Adding Info for Genotyping Samples	add sample -c extra_info.ini -v	The genotyping samples can have additional qualifiers and description.
Adding Ontology Terms	add ontology -c gramene.ini -v	Each QTL is linked to a trait that is placed in a trait ontology. Before loading any QTL, provide the trait ontology in OBO format
Adding QTLs	add qtl -c heat.ini -v	QTLs must have a trait listed in the trait ontology. A QTL should be assigned to a study that groups multiple QTLs. The QTL data can be read from files in text or Excel format, that may also include the study information.
Adding Synteny Ribbons	add ribbons -c irgsp_ir64.ini -v	Synteny ribbon-like connectors link related intervals between sequences. Note that the web version of Persephone can find such regions in the run time.
Adding a Track Tree Node	add tracktreenode "Oryza sativa/IRGSP1.0"	For better organization, the tracks can be grouped to form a tree-like structure. This interactive command will ask to name the new group node and to list the tracks to be grouped.
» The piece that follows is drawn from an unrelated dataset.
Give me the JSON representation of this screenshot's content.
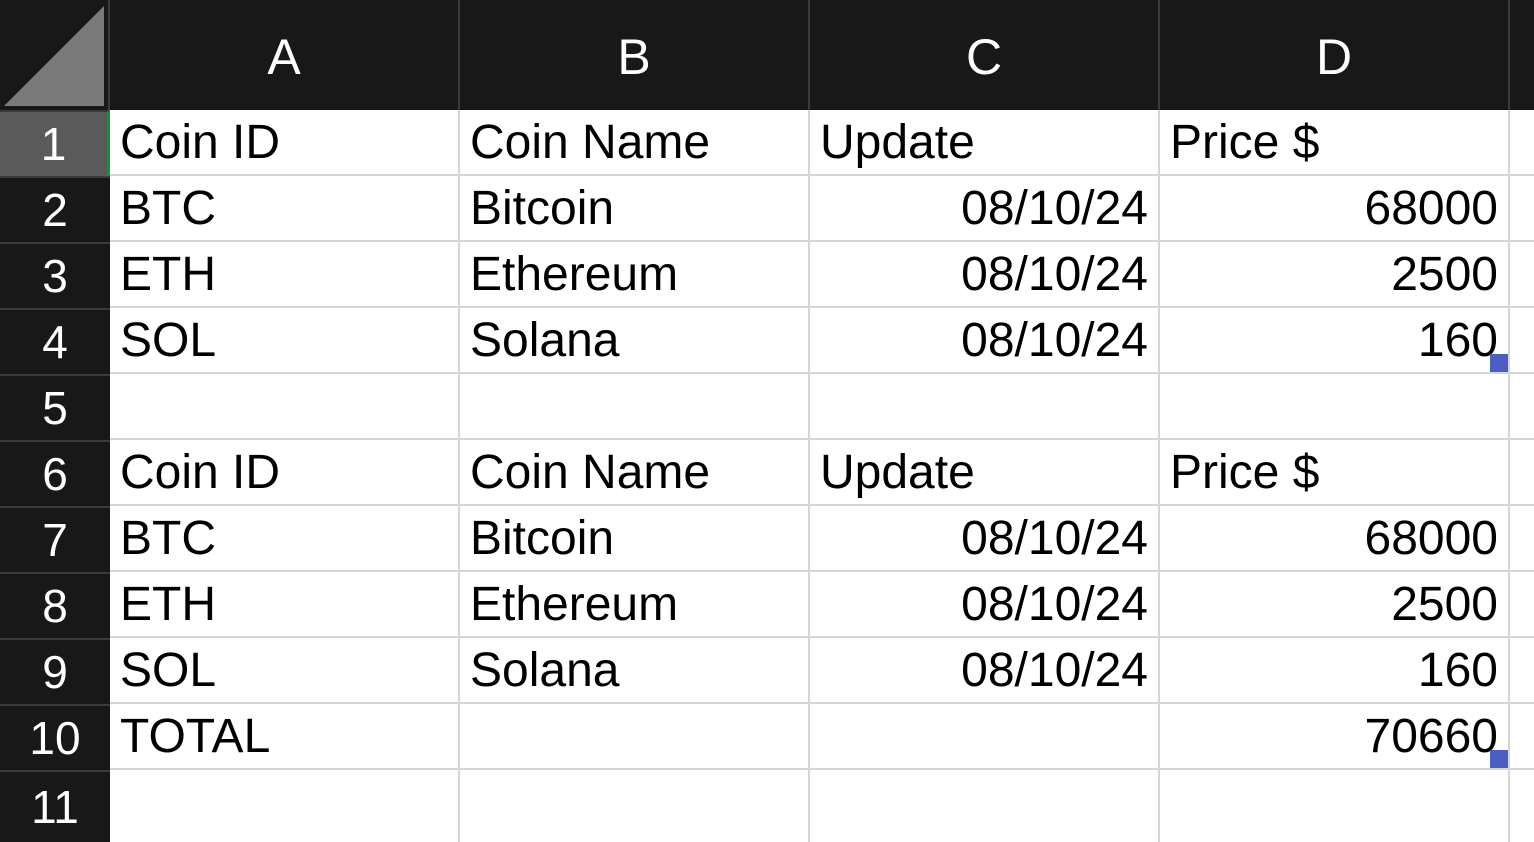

Adding BED file	add bed -c regions.ini -v	The data in BED file with additional annotation information can be displayed as colored elements on the maps.
Adding protein or nucleotide alignments	add alignment -c swissprot.ini -v	A special track with protein or cDNA alignments can help annotating genomic regions. A typical example - a set of pre-calculated tblastn hits for well characterized proteins, such as SwissProt.
Adding map set tree nodes	add mapsettreenode "Oryza sativa/Genetic" -v	Map sets can be organized by introducing more nodes in the map set tree. One command can introduce more than one node if a child node references a parent that does not exist yet.
Adding quantitative tracks	add quantitative rna-seq-coverage.ini -v	Quantitative tracks can contain values displayed in a form of a chart along the sequence, such as RNA-seq coverage.
Adding alignments in sam format	add sam ESTs.ini -v	If you want to load a "countable" number of spliced alignments (not millions), use this command. Note: the web version of Persephone allows users to visualize large bam files.
Adding sequence storage	add storage	In case the database is not Oracle, storing sequences in the database is not allowed. The compressed sequence data is stored in the file system, with the metadata being loaded into the database. If the default storage space is not enough, add another storage interactively, using this command.
Adding orthologous gene pairs	add ortholog -c rice-corn.ini -v	The orthologous gene pairs can be calculated by different methods. Use this command to load this information supplied in a tab-delimited file.